In concluding his article Ikenberry insisted that "the United States should reinvigorate its older strategies, those based on the view that America’s security partnerships are not simply instrumental tools but critical components of an American-led world political order that should be preserved."
Like Ikenberry, the more far-sighted liberals were able to point to the disastrous consequences of the Bush imperial policy. But none has been able to answer the fundamental question: why is it still being pursued? Four years on, any claim that it is simply because of the deranged thinking of Bush’s foreign policy planners is untenable. The Bush policy must have deep social roots.
The ICFI and the WSWS have not only identified what these are, we have also emphasised their historical significance.
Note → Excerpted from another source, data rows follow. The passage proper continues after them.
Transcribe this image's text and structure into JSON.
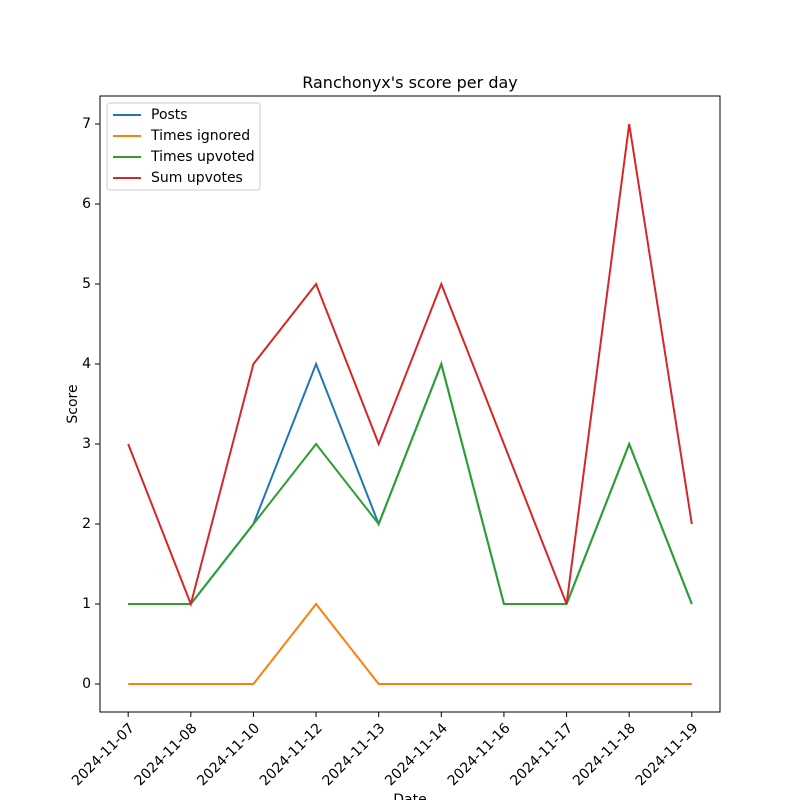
{
  "chart_data": {
    "type": "line",
    "title": "Ranchonyx's score per day",
    "xlabel": "Date",
    "ylabel": "Score",
    "categories": [
      "2024-11-07",
      "2024-11-08",
      "2024-11-10",
      "2024-11-12",
      "2024-11-13",
      "2024-11-14",
      "2024-11-16",
      "2024-11-17",
      "2024-11-18",
      "2024-11-19"
    ],
    "series": [
      {
        "name": "Posts",
        "color": "#1f77b4",
        "values": [
          1,
          1,
          2,
          4,
          2,
          4,
          1,
          1,
          3,
          1
        ]
      },
      {
        "name": "Times ignored",
        "color": "#ff7f0e",
        "values": [
          0,
          0,
          0,
          1,
          0,
          0,
          0,
          0,
          0,
          0
        ]
      },
      {
        "name": "Times upvoted",
        "color": "#2ca02c",
        "values": [
          1,
          1,
          2,
          3,
          2,
          4,
          1,
          1,
          3,
          1
        ]
      },
      {
        "name": "Sum upvotes",
        "color": "#d62728",
        "values": [
          3,
          1,
          4,
          5,
          3,
          5,
          3,
          1,
          7,
          2
        ]
      }
    ],
    "ylim": [
      -0.35,
      7.35
    ],
    "yticks": [
      0,
      1,
      2,
      3,
      4,
      5,
      6,
      7
    ],
    "legend": "upper left"
  }
}
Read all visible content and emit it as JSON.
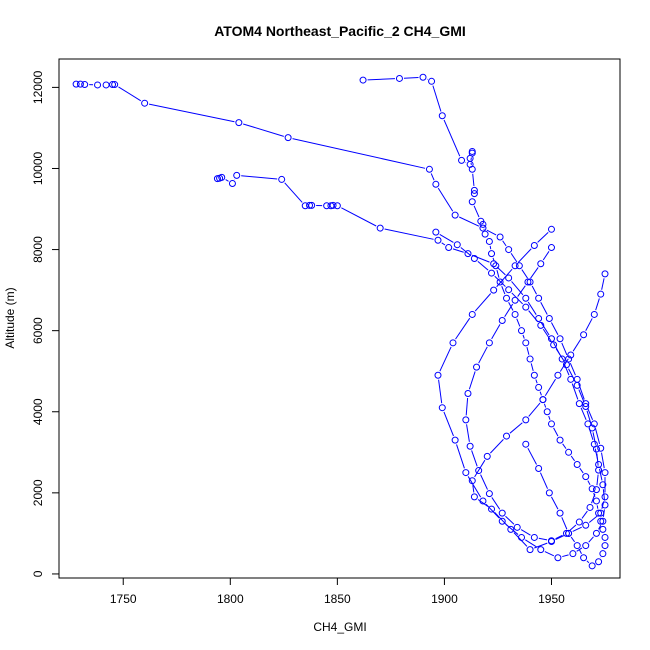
{
  "chart_data": {
    "type": "line",
    "title": "ATOM4 Northeast_Pacific_2 CH4_GMI",
    "xlabel": "CH4_GMI",
    "ylabel": "Altitude (m)",
    "xlim": [
      1720,
      1982
    ],
    "ylim": [
      -100,
      12700
    ],
    "xticks": [
      1750,
      1800,
      1850,
      1900,
      1950
    ],
    "yticks": [
      0,
      2000,
      4000,
      6000,
      8000,
      10000,
      12000
    ],
    "grid": false,
    "legend": "none",
    "marker": "open-circle",
    "color": "#0000ff",
    "series": [
      {
        "x": [
          1862,
          1879,
          1890,
          1894,
          1899,
          1908,
          1912,
          1913,
          1913,
          1912,
          1913,
          1914,
          1914,
          1913,
          1917,
          1918,
          1919,
          1921,
          1922,
          1924,
          1926,
          1929,
          1933,
          1936,
          1938,
          1940,
          1942,
          1944,
          1946,
          1948,
          1950,
          1954,
          1958,
          1962,
          1966,
          1969,
          1971,
          1972,
          1973,
          1974,
          1975,
          1975,
          1974,
          1972,
          1969,
          1965,
          1962,
          1958,
          1954,
          1949,
          1944,
          1938
        ],
        "y": [
          12180,
          12220,
          12250,
          12150,
          11300,
          10200,
          10100,
          10380,
          10420,
          10250,
          9980,
          9460,
          9380,
          9180,
          8700,
          8620,
          8380,
          8200,
          7900,
          7600,
          7200,
          6800,
          6400,
          6000,
          5700,
          5300,
          4900,
          4600,
          4300,
          4000,
          3700,
          3300,
          3000,
          2700,
          2400,
          2100,
          1800,
          1500,
          1300,
          1100,
          900,
          700,
          500,
          300,
          200,
          400,
          700,
          1000,
          1500,
          2000,
          2600,
          3200
        ]
      },
      {
        "x": [
          1728,
          1730,
          1732,
          1738,
          1742,
          1745,
          1746,
          1760,
          1804,
          1827,
          1893,
          1896,
          1905,
          1918,
          1926,
          1930,
          1935,
          1940,
          1944,
          1949,
          1954,
          1958,
          1962,
          1966,
          1970,
          1973,
          1975,
          1975,
          1973,
          1966,
          1958,
          1950,
          1940,
          1931,
          1922,
          1914,
          1913,
          1920,
          1929,
          1938,
          1946,
          1953,
          1959,
          1965,
          1970,
          1973,
          1975
        ],
        "y": [
          12080,
          12080,
          12070,
          12060,
          12060,
          12070,
          12070,
          11610,
          11130,
          10760,
          9980,
          9610,
          8850,
          8530,
          8310,
          8000,
          7600,
          7200,
          6800,
          6300,
          5800,
          5300,
          4800,
          4200,
          3700,
          3100,
          2500,
          1900,
          1500,
          1200,
          1000,
          800,
          600,
          1100,
          1600,
          1900,
          2300,
          2900,
          3400,
          3800,
          4300,
          4900,
          5400,
          5900,
          6400,
          6900,
          7400
        ]
      },
      {
        "x": [
          1794,
          1795,
          1796,
          1801,
          1803,
          1824,
          1835,
          1837,
          1838,
          1845,
          1847,
          1848,
          1850,
          1870,
          1897,
          1902,
          1911,
          1923,
          1930,
          1938,
          1944,
          1950,
          1955,
          1959,
          1963,
          1967,
          1970,
          1972,
          1974,
          1975,
          1974,
          1971,
          1966,
          1960,
          1953,
          1945,
          1936,
          1927,
          1918,
          1910,
          1905,
          1899,
          1897,
          1904,
          1913,
          1923,
          1933,
          1942,
          1950
        ],
        "y": [
          9750,
          9760,
          9780,
          9630,
          9830,
          9730,
          9080,
          9090,
          9090,
          9080,
          9080,
          9090,
          9080,
          8530,
          8230,
          8050,
          7900,
          7650,
          7300,
          6800,
          6300,
          5800,
          5300,
          4800,
          4200,
          3700,
          3200,
          2700,
          2200,
          1700,
          1300,
          1000,
          700,
          500,
          400,
          600,
          900,
          1300,
          1800,
          2500,
          3300,
          4100,
          4900,
          5700,
          6400,
          7000,
          7600,
          8100,
          8500
        ]
      },
      {
        "x": [
          1896,
          1906,
          1914,
          1922,
          1930,
          1938,
          1945,
          1951,
          1957,
          1962,
          1966,
          1969,
          1971,
          1972,
          1971,
          1968,
          1963,
          1957,
          1950,
          1942,
          1934,
          1927,
          1921,
          1916,
          1912,
          1910,
          1911,
          1915,
          1921,
          1927,
          1933,
          1939,
          1945,
          1950
        ],
        "y": [
          8430,
          8120,
          7780,
          7420,
          7010,
          6580,
          6130,
          5650,
          5160,
          4650,
          4130,
          3600,
          3080,
          2560,
          2080,
          1640,
          1280,
          1000,
          820,
          900,
          1150,
          1500,
          1980,
          2550,
          3150,
          3800,
          4450,
          5100,
          5700,
          6250,
          6750,
          7200,
          7650,
          8050
        ]
      }
    ]
  }
}
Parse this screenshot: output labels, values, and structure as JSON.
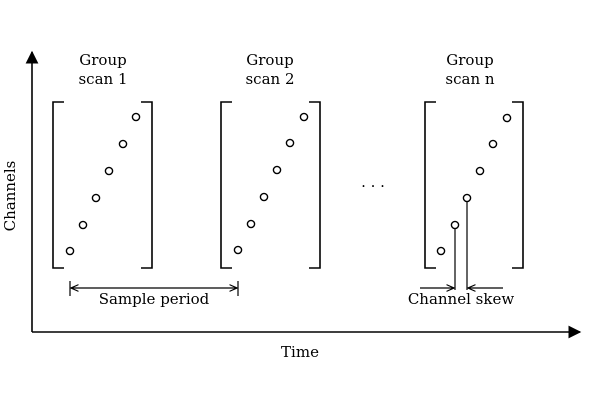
{
  "axes": {
    "x_label": "Time",
    "y_label": "Channels"
  },
  "groups": [
    {
      "line1": "Group",
      "line2": "scan 1"
    },
    {
      "line1": "Group",
      "line2": "scan 2"
    },
    {
      "line1": "Group",
      "line2": "scan n"
    }
  ],
  "ellipsis": ". . .",
  "annotations": {
    "sample_period": "Sample period",
    "channel_skew": "Channel skew"
  }
}
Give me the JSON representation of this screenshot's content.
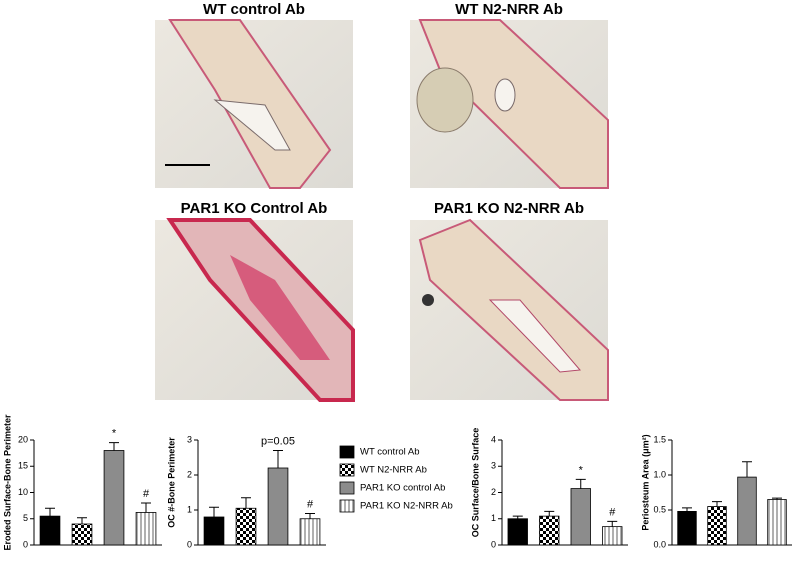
{
  "panels": [
    "WT control Ab",
    "WT N2-NRR Ab",
    "PAR1 KO Control Ab",
    "PAR1 KO N2-NRR Ab"
  ],
  "legend": {
    "entries": [
      "WT control Ab",
      "WT N2-NRR Ab",
      "PAR1 KO control Ab",
      "PAR1 KO N2-NRR Ab"
    ],
    "fills": [
      "#000000",
      "checker",
      "#8c8c8c",
      "stripes"
    ]
  },
  "chart_data": [
    {
      "type": "bar",
      "y_label": "Eroded Surface-Bone Perimeter",
      "values": [
        5.5,
        4,
        18,
        6.2
      ],
      "errors": [
        1.5,
        1.2,
        1.5,
        1.8
      ],
      "annotations": [
        null,
        null,
        "*",
        "#"
      ],
      "ylim": [
        0,
        20
      ],
      "yticks": [
        0,
        5,
        10,
        15,
        20
      ]
    },
    {
      "type": "bar",
      "y_label": "OC #-Bone Perimeter",
      "values": [
        0.8,
        1.05,
        2.2,
        0.75
      ],
      "errors": [
        0.28,
        0.3,
        0.5,
        0.15
      ],
      "annotations": [
        null,
        null,
        "p=0.05",
        "#"
      ],
      "ylim": [
        0,
        3
      ],
      "yticks": [
        0,
        1,
        2,
        3
      ]
    },
    {
      "type": "bar",
      "y_label": "OC Surface/Bone Surface",
      "values": [
        1.0,
        1.1,
        2.15,
        0.7
      ],
      "errors": [
        0.1,
        0.18,
        0.35,
        0.2
      ],
      "annotations": [
        null,
        null,
        "*",
        "#"
      ],
      "ylim": [
        0,
        4
      ],
      "yticks": [
        0,
        1,
        2,
        3,
        4
      ]
    },
    {
      "type": "bar",
      "y_label": "Periosteum Area (μm²)",
      "values": [
        0.48,
        0.55,
        0.97,
        0.65
      ],
      "errors": [
        0.05,
        0.07,
        0.22,
        0.02
      ],
      "ylim": [
        0,
        1.5
      ],
      "yticks": [
        {
          "value": 0,
          "label": "0.0"
        },
        0.5,
        {
          "value": 1,
          "label": "1.0"
        },
        1.5
      ]
    }
  ]
}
The fundamental contradictions of the capitalist mode of production, which arise from the irreconcilable conflict between the forces of production and the social relations under which they have been developed, are once again coming to the surface, in the form of the conflict between the globally integrated world economy and the capitalist nation-state system.
The US ruling elite aims to resolve this conflict through the United States assuming a hegemonic role in the world capitalist system. But it does so under transformed conditions. The very processes of globalisation, which make ever more necessary the establishment of a global hegemon, have, at the same time, undermined the once overwhelming economic dominance that the US once enjoyed and which, in the final analysis, formed the basis of the "golden age" now looked back upon so fondly by Ikenberry and others who oppose the new course.
The central contradiction is this: right at the point where, because of the globalisation of production, US capitalism finds it ever more necessary to assert its hegemony, it no longer has the economic power to do so.
Take GDP as an indicator. In 1951, America’s share of the world economy was 27.8 percent. In 2001, it was 21.4 percent. This is less than the share of so-called developed Asia, excluding Japan, which comes in at 24.6 percent. Such aggregate figures, however, do not give a complete picture. American hegemony after the war was based on its mass industrial capacity. The US was home to about 60 percent of the world’s manufacturing capacity. Today the United States has a trade and balance of payments deficit that requires about $3 billion a day to finance it.